Na atual Argentina governada pelo autoproclamado outsider Javier Milei, tudo parece estar sob o manto de uma estupefação permanente. A política, a cultura e a opinião pública são tão desarticuladas que foram a cantora pop Lali Esposito e a nova geração emergente Dillom que geraram acontecimentos políticos muito mais transcendentes do que a própria política. Se Milei e seus seguidores têm algo muito claro, é brincar na lama, mover-se nas águas pantanosas e sujas que esta democracia também conseguiu alcançar; É por isso que hoje a sua estrutura de comunicação parece um campo inexpugnável, não há bala que o penetre e, se o faz, transforma-o imediatamente num objeto monótono, inofensivo e até ridículo. Para isso, o governo conta com um enxame de trolls que não apenas editam a realidade, mas atuam como pretorianos intransponíveis diante de qualquer reivindicação dissidente.
É aqui que o novo single de uma banda obscura e desconhecida faz mais sentido do que o simples facto de protestar contra o presidente no poder como costuma acontecer nas esferas rebeldes da música.
Cúlmine é uma banda de noise rock pioneira não só na Patagônia, mas na Argentina em geral pela perseverança e forma de interpretar o conceito; Também desde 2017 tem enfrentado alguns protagonistas da direita mediática como os jornalistas Eduardo Feinmann, Baby Etchecopar, Claudio Andrade e algumas figuras menores da política da sua região. O projeto possui uma discografia errática em qualidade e distribuição; álbuns espalhados no Youtube, Spotify, Bandcamp, raridades e vídeos de diversas épocas sem muita produção na maioria dos casos. A discografia composta por material de estúdio em algumas passagens é atravessada pelo niilismo típico da necessidade de autodestruição e pelos clichês típicos do ruído mais radicalizado, e aqui as raridades e seus dois primeiros álbuns fazem sentido; Intervenção I e Intervenção II, mas não o terceiro Intervenção e o álbum ao vivo “América e Severino Sempre Retornam” onde incluem musicalidade, qualidade composicional, graves e uma sonoridade próxima da alternativa, sempre com o ruído como base.

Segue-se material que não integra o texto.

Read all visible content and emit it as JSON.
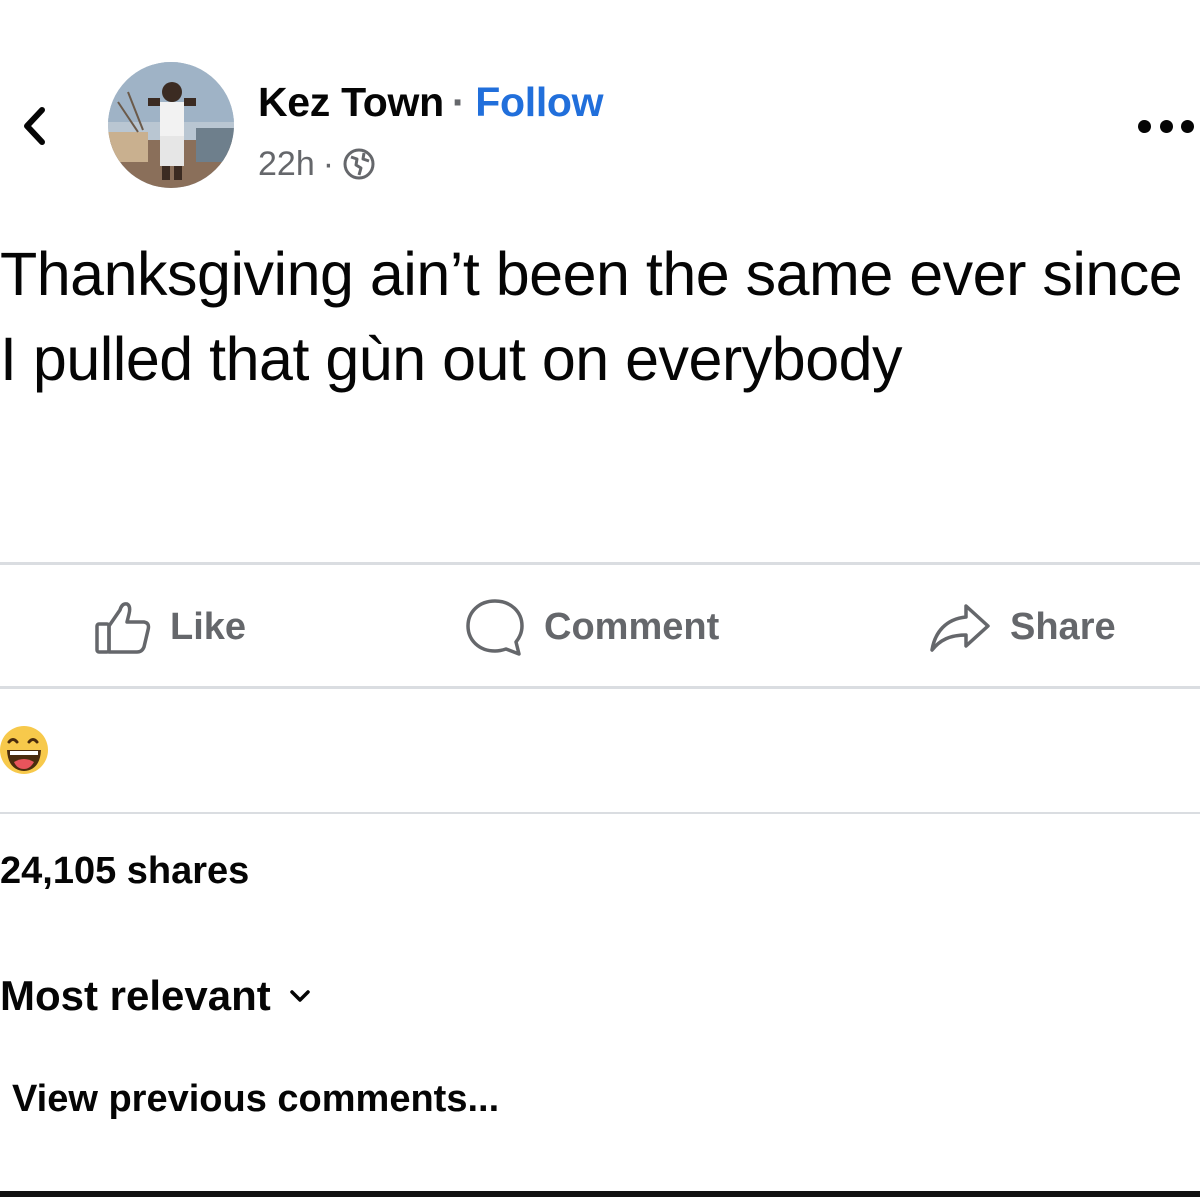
{
  "header": {
    "author_name": "Kez Town",
    "separator": "·",
    "follow_label": "Follow",
    "timestamp": "22h",
    "meta_separator": "·",
    "back_icon": "chevron-left-icon",
    "privacy_icon": "globe-icon",
    "more_icon": "more-horizontal-icon"
  },
  "post": {
    "text": "Thanksgiving ain’t been the same ever since I pulled that gùn out on everybody"
  },
  "actions": {
    "like_label": "Like",
    "comment_label": "Comment",
    "share_label": "Share"
  },
  "reactions": {
    "icon": "haha-reaction-icon"
  },
  "stats": {
    "shares": "24,105 shares"
  },
  "comments": {
    "sort_label": "Most relevant",
    "view_previous": "View previous comments..."
  },
  "colors": {
    "follow": "#216fdb",
    "secondary_text": "#65676b",
    "divider": "#dadde1",
    "reaction_yellow": "#f7c94b"
  }
}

Com o single Weimar al Sur a banda dá um passo além e constrói um testemunho entre a associação histórica e uma situação atual distópica, entre a República de Weimar que incubou o nazismo e esta Argentina aberta a tudo, com a virtude de expor os acontecimentos atuais sem o. reducionismo panfletário que pouco ou nada contribuiu nos últimos anos. Musicalmente regressam à estética chocante, minimalista, sórdida, barulhenta e com um caos subtilmente controlado.

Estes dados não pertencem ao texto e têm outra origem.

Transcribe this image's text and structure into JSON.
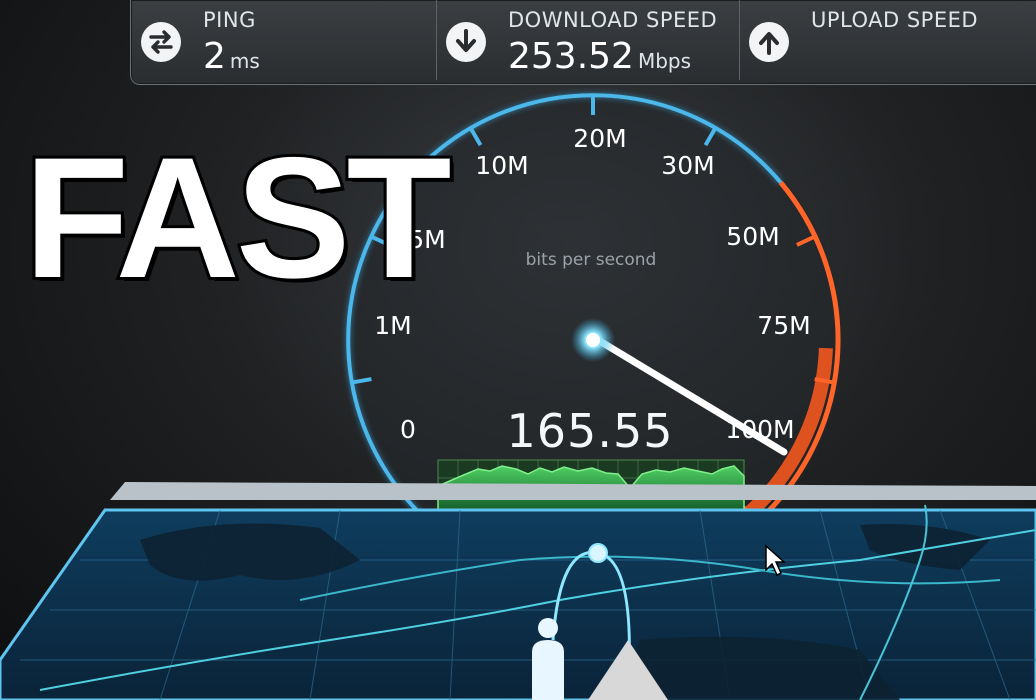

Quando os panfletos da banda foram divulgados pelo próprio presidente, em seu ataque de raiva algo se rompeu de sua concha impenetrável que até agora o novo líder da extrema direita global havia demonstrado, o que não sabíamos é que por trás disso havia uma banda que só faz do barulho uma forma de militância, como eles próprios dizem.